Tenía 63 años y desarrolló una extensa trayectoria como actor, bailarín, coreógrafo, director y productor cultural
El mundo de la cultura rosarina está de luto. A los 63 años murió el actor, bailarín, coreógrafo, director y productor Diego Ullúa, una figura clave del teatro y la danza contemporánea de Rosario, cuya trayectoria dejó una profunda marca en varias generaciones de artistas.
La noticia fue confirmada por la Asociación Argentina de Actores y Actrices, que lo despidió como un «destacado trabajador de la cultura y referente de la escena rosarina».
Ullúa inició su formación teatral junto a Norberto Campos y Mirko Buchín, mientras que en danza estudió con Cristina Prates.
Durante seis años integró el histórico Grupo de Danza Contemporánea de Rosario, que posteriormente dio origen a la reconocida compañía Seisenpunto, con la que realizó numerosas presentaciones y giras nacionales e internacionales.
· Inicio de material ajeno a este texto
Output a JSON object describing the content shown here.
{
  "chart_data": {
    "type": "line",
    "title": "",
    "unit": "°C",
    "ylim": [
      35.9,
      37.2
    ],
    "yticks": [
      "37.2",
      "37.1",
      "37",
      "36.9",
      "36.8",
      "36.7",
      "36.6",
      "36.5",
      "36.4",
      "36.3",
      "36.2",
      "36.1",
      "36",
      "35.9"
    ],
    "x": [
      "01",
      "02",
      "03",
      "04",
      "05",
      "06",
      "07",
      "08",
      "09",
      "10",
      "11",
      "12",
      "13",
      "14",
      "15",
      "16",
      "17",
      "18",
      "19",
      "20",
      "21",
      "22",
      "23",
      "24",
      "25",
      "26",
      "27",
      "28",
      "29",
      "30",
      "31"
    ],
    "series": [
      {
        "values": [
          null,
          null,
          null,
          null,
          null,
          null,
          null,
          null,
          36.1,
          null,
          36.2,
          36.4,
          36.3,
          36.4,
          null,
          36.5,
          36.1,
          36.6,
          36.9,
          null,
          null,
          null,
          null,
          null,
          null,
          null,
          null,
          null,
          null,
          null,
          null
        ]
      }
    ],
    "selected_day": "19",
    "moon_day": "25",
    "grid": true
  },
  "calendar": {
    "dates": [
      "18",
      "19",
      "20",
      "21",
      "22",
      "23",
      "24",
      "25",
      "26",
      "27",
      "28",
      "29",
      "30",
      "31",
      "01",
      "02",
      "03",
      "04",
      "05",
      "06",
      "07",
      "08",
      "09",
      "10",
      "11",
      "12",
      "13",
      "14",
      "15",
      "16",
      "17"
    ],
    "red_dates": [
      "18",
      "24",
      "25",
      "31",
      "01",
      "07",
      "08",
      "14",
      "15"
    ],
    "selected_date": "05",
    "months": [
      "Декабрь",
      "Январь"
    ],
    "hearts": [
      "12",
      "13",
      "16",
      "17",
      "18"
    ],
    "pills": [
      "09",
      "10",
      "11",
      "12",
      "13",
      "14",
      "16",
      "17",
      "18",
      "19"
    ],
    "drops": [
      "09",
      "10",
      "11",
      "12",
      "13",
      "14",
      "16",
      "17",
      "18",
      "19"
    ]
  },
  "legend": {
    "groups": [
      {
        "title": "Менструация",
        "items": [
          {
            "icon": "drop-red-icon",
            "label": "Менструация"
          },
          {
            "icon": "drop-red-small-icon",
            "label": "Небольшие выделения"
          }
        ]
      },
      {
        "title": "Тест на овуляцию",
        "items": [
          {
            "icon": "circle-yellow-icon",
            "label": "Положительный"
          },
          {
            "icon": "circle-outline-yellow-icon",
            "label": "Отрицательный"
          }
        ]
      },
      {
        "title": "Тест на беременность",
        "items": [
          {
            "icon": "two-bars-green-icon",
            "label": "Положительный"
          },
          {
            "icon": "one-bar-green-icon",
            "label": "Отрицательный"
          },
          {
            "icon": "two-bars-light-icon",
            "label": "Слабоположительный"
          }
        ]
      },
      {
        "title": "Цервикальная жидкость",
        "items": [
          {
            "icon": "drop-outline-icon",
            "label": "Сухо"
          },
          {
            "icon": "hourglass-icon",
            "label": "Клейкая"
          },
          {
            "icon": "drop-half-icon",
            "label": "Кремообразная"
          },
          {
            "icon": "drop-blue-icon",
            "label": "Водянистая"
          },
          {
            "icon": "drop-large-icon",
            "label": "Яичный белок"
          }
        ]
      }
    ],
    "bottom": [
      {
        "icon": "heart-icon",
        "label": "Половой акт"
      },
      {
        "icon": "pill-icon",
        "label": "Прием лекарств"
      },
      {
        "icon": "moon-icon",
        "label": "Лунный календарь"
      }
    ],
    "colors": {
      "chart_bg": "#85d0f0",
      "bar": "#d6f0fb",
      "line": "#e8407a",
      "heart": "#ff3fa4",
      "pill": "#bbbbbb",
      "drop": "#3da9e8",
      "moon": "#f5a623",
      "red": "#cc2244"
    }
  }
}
Además, continuó perfeccionándose con referentes como Vivi Tellas, Beda Docampo Feijoó y Gustavo Schraier, ampliando su formación en dirección, actuación y producción teatral.
En 1989 obtuvo una beca del Fondo Nacional de las Artes, que le permitió desarrollar parte de su carrera profesional en Buenos Aires.
Una extensa trayectoria sobre los escenarios
Como integrante de Seisenpunto, participó en espectáculos emblemáticos como El jardín que ruge y Dolce far niente, además de dirigir la puesta en escena de Rojo.
Posteriormente creó y dirigió el grupo Teatro de la Imagen, donde retomó una de sus obras más reconocidas: Desesperadamente… Armando, distinguida en la Bienal de Arte Joven de 1991 con el primer premio otorgado por el público.
También integró el elenco de El barrio del ángel gris, la adaptación teatral de la obra de Alejandro Dolina y José Luis Castiñeira de Dios dirigida por Lito Cruz en el Teatro San Martín.
Su recorrido artístico incluyó además producciones como Marathon, Bagres, 21.000 años después, Pido gancho, Como dos extraños, Encuentros y despedidas y el biodrama Mi mamá modelo.
Como productor también participó en obras como Cuatro cuartos y El clásico binomio, qué cosa rara es ser artista.
Del cine a la gestión cultural
La actividad artística de Ullúa también alcanzó al cine.
En 1996 formó parte del elenco de la película Moebius, mientras que en 2021 participó en Reina Hormona.
Desde el año 2000 regresó definitivamente a Rosario, donde desarrolló una intensa labor en el ámbito cultural.
Fue director artístico de la discoteca Satchmo y, durante muchos años, desempeñó distintas funciones vinculadas con la programación, la producción y la atención de sala del Teatro Municipal La Comedia.
Además, fue uno de los impulsores del ciclo Montajes Mínimos, una propuesta que acercó al público rosarino destacadas producciones del teatro independiente contemporáneo.
Un referente de la cultura rosarina
A lo largo de su carrera también integró jurados de festivales y encuentros de teatro y danza, entre ellos el reconocido Festival El Cruce, consolidándose como una figura de referencia para la escena artística local.
Con una trayectoria atravesada por la actuación, la danza, la dirección y la producción cultural, Diego Ullúa deja un legado fundamental para el teatro rosarino y para todos aquellos artistas que compartieron con él escenarios, proyectos y espacios de formación.